Ту же мысль находим мы во многих стихотворениях Державина; но с особенною резкостью высказалась она в оде «К первому соседу», одном из лучших произведений Державина.
Кого роскошными пирами,
На влажных невских островах,
Между тенистыми древами,
На мураве и на цветах,
В шатрах персидских, златошвенных,
Из глин китайских драгоценных,
Из венских чистых хрусталей,
Кого столь славно угощаешь
И для кого ты расточаешь
Сокровища казны твоей?
Гремит музыка; слышны хоры
Вкруг лакомых твоих столов,
Сластей и ананасов горы,
И множество других плодов
Прельщают чувства и питают;
Младые девы угощают,
Подносят вина чередой —
И алиатико с шампанским,
И пиво русское с британским,
И мозель с зельтерской водой.
В вертепе мраморном, прохладном,
В котором льется водоскат,
На ложе роз благоуханном,
Средь неги, лени и отрад,
Любовью распаленный страстной,
С младой, веселою, прекрасной
И с нежной нимфой ты сидишь:
Она поет, – ты страстью таешь,
То с ней в весельи утопаешь,
То, утомлен весельем, спишь.
Сколько в этих стихах одушевления и восторга, свидетельствующих о личном взгляде поэта на пиршественную жизнь такого рода! В этом виден дух русского XVIII века, когда великолепие, роскошь, прохлады, пиры, казалось, составляли цель и разгадку жизни. Со всеми своими благоразумными толками об «умеренности» Державин невольно, может быть, часто бессознательно, вдохновляется восторгом при изображении картин такой жизни, – и в этих картинах гораздо больше искренности и задушевности, чем в его философских и нравственных одах. Видно, что в первых говорит душа и сердце; а во вторых – резонерствующий холодный рассудок. И это очень естественно: поэт только тогда и искренен, а следовательно только тогда и вдохновенен, когда выражает непосредственно присущие душе его убеждения, корень которых растет в почве исторической общественности его времени. Но, как мы заметили прежде, – пиршественная жизнь была только одною стороною того времени: на другой его стороне вы всегда увидите грустное чувство от мысли, что нельзя же век пировать, что переворот колеса фортуны или беспощадная смерть положат же, рано или поздно, конец этой прекрасной жизни.
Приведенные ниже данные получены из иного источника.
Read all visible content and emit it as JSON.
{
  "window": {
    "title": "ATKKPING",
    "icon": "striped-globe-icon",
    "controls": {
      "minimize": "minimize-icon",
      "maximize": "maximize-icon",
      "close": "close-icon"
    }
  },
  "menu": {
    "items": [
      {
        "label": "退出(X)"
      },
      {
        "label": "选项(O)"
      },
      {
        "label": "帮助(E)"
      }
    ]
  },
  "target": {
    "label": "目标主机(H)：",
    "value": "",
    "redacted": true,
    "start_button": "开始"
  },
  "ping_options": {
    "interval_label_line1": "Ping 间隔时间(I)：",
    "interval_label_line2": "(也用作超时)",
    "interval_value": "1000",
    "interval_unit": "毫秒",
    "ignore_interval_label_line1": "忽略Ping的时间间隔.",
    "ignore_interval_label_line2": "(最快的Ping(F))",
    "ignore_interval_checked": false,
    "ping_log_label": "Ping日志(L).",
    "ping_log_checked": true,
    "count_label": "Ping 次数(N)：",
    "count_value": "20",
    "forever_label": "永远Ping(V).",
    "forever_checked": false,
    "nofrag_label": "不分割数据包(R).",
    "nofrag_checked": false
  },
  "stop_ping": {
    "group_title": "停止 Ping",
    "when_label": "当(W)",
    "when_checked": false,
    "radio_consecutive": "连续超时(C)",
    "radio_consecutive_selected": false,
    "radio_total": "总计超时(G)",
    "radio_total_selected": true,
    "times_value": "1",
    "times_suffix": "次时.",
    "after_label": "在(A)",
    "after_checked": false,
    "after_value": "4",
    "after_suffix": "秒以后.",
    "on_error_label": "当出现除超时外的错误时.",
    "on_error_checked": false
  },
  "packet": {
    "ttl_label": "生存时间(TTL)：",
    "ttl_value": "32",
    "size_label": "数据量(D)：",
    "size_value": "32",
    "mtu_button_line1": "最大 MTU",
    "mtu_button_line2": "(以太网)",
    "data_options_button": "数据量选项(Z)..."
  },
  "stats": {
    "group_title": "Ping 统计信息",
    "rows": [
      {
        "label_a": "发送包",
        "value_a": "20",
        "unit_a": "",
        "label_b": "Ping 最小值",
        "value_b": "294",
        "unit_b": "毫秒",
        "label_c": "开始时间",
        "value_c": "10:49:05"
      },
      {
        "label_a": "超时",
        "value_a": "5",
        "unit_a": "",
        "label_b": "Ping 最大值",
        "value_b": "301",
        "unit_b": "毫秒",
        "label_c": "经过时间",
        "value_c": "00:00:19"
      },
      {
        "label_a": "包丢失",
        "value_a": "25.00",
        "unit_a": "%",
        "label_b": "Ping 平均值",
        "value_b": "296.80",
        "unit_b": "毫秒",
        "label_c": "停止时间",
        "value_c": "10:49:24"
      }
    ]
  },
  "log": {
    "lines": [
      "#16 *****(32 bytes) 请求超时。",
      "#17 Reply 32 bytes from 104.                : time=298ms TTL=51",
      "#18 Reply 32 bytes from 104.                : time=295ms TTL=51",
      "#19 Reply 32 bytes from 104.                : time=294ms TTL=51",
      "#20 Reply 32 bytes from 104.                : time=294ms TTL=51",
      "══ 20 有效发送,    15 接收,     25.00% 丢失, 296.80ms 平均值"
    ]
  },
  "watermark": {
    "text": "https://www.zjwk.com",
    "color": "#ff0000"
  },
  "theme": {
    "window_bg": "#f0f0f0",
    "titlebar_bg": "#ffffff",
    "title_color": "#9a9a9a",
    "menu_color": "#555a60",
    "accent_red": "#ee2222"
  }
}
И потому остальная половина этой прекрасной оды растворена грустным чувством, которое, однакоже, не только не вредит внутреннему единству оды, но в себе-то именно и заключает его причину, ибо оно, это грустное чувство, является необходимым следствием того весело восторженного праздничного чувства, которое высказалось в первой половине оды.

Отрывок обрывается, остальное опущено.